90% of the time after NSA learned that a vulnerability had become known outside of NSA?
90% of the time after NSA learned that a vulnerability had been patched by the vendor?
Ransomeware business model . . .
This system has had Windows 10 installed.
To restore this system to a usable state, please send 3 Bitcoin to the following.
The NSA really does inform companies about 90% of the vulnerabilities it’s found. It just forgot to complete the sentence and say that it’s 90% of flaws from 35 year old computers of the early 80’s that they’re only now just getting around to informing the companies about.

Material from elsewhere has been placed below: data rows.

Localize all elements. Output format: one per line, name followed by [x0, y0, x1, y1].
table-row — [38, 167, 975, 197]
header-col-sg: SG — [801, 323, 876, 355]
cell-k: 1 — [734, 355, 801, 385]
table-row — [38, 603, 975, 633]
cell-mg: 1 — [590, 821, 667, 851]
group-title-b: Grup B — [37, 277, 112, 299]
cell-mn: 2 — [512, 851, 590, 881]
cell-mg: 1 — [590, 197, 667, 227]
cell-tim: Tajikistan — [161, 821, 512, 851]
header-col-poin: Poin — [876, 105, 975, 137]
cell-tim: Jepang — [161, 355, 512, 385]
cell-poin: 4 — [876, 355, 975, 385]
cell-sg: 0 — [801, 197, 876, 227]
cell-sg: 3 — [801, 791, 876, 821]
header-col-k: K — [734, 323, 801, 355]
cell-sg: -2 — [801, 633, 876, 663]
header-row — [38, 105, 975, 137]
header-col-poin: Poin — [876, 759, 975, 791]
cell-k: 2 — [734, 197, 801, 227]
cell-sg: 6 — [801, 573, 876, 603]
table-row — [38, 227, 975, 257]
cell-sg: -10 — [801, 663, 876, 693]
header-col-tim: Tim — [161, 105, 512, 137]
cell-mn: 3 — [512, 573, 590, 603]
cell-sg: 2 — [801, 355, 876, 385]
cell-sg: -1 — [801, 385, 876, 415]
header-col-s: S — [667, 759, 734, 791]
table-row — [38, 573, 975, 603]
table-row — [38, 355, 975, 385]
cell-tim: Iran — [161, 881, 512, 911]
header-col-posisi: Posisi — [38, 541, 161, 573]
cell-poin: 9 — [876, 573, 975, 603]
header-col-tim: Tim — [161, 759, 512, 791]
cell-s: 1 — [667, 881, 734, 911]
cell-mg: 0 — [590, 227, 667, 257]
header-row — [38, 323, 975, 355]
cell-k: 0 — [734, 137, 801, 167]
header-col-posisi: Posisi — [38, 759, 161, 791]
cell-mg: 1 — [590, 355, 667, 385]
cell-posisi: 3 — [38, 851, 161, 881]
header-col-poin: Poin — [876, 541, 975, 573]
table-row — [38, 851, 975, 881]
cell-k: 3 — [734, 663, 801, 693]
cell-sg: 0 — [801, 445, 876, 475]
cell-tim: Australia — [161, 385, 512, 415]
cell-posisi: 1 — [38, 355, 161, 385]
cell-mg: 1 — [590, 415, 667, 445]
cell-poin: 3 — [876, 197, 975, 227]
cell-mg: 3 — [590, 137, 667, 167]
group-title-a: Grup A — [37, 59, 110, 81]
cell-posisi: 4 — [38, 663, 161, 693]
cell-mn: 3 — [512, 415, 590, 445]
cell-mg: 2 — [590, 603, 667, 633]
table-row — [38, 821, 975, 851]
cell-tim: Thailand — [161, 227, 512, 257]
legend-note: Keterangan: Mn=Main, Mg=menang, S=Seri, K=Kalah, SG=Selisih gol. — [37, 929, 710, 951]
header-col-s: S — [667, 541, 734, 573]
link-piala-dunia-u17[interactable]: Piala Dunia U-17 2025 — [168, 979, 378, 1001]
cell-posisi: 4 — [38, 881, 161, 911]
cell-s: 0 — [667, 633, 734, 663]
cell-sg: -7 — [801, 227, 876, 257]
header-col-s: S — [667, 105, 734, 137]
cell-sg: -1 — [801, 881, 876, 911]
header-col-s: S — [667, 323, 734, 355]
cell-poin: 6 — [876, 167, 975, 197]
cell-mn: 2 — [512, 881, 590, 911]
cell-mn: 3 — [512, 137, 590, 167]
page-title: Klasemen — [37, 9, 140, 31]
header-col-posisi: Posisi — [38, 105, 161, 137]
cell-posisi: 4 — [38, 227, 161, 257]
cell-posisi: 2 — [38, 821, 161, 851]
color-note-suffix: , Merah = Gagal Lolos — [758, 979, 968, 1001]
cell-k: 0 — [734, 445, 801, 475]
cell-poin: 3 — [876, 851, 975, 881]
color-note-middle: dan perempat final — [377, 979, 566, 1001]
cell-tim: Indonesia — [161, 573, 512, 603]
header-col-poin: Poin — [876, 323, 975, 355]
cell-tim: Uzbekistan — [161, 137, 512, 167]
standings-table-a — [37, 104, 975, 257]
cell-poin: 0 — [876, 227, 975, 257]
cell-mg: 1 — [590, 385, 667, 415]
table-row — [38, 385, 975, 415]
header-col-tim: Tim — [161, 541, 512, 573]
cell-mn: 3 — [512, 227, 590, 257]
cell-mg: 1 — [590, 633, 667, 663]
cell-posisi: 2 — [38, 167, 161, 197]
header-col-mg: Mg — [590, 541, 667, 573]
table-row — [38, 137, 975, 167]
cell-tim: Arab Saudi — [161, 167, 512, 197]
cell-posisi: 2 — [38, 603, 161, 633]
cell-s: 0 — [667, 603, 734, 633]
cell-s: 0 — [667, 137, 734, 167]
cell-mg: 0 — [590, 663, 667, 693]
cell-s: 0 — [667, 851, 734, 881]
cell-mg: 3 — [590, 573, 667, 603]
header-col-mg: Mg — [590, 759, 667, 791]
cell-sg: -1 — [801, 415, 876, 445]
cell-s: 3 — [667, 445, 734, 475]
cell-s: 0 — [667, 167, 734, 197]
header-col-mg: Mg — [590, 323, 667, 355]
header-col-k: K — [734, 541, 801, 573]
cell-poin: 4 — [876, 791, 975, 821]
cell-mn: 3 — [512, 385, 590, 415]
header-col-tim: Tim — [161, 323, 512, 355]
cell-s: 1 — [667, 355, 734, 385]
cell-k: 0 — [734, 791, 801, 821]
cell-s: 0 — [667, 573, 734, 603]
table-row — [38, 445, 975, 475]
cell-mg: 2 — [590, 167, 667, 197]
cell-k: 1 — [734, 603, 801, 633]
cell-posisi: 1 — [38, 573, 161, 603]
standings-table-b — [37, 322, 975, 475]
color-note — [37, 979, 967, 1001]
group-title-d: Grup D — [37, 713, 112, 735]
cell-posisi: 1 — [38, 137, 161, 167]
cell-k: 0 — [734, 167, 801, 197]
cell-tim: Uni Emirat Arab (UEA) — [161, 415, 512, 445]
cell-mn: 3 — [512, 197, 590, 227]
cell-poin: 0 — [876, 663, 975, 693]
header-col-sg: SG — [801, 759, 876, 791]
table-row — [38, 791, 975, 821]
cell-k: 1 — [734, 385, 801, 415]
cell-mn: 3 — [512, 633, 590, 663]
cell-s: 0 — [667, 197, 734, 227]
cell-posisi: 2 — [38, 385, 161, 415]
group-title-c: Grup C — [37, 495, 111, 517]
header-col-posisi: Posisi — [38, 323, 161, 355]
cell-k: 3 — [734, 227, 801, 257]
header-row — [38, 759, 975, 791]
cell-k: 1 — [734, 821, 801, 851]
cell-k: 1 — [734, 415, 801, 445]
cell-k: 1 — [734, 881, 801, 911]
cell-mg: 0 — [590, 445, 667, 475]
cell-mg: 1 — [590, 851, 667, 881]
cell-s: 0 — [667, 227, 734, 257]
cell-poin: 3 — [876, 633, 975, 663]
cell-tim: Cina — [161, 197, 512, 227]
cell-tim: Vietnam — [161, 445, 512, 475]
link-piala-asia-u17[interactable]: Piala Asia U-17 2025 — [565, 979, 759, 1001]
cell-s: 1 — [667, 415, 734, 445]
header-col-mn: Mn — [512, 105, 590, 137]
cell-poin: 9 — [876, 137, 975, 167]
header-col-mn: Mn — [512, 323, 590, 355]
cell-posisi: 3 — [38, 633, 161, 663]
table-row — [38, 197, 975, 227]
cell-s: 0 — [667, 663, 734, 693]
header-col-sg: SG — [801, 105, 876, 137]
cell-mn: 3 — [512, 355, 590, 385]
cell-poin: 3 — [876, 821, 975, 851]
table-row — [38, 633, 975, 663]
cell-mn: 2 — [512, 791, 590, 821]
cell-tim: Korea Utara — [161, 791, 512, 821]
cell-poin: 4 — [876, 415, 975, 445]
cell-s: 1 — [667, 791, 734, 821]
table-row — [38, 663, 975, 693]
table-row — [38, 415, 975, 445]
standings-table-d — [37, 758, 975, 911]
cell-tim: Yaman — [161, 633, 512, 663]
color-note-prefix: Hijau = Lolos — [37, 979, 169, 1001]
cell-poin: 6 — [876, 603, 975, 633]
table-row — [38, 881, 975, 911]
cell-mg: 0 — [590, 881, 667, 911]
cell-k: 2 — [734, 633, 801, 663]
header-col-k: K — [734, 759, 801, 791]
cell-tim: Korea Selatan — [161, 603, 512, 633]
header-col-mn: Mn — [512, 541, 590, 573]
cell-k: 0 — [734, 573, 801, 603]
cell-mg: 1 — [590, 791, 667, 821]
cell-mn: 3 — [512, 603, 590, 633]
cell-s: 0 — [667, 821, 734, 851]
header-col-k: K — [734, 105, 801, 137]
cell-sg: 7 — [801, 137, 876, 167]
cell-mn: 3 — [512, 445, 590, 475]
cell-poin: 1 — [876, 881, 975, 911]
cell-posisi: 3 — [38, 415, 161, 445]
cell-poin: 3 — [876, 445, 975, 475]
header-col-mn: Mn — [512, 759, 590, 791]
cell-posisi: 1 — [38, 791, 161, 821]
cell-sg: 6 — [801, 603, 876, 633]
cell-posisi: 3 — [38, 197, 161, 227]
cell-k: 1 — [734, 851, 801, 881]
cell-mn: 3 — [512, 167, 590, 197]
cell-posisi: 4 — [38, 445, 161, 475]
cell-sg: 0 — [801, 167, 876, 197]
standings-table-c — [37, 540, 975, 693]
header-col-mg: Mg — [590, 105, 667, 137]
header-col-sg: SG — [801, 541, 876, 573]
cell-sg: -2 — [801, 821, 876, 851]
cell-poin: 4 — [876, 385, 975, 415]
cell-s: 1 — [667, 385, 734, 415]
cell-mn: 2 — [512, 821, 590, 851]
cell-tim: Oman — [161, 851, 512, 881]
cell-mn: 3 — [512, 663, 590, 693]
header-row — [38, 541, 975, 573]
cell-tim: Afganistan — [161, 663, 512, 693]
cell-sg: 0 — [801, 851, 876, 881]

We’ve clearly lost the moral high ground when we purposely let our people be vulnerable in the name of protecting them.
Re: Re:
we let the criminals in and they used crony capitalism to subvert the system
Par for the course really
You’re talking about an agency that would be perfectly fine deliberately sabotaging encryption, making everyone less safe and secure, simply because it makes their job easier.
Given that it’s hardly a surprise that they would ‘forget’ to inform companies of an exploit or vulnerability as doing so would make their jobs harder(and everyone else more secure), and we can’t have that now can we?
I wonder how many NSA agents will be found out as having sold state secretes to foreign powers before this is over.
Yes, pay attention
The phrase “I can neither confirm nor deny,” has meaning. They aren’t going to confirm or deny capabilities, exploits, etc. Plausible deniability, giving away information and a litany of other reasons are why.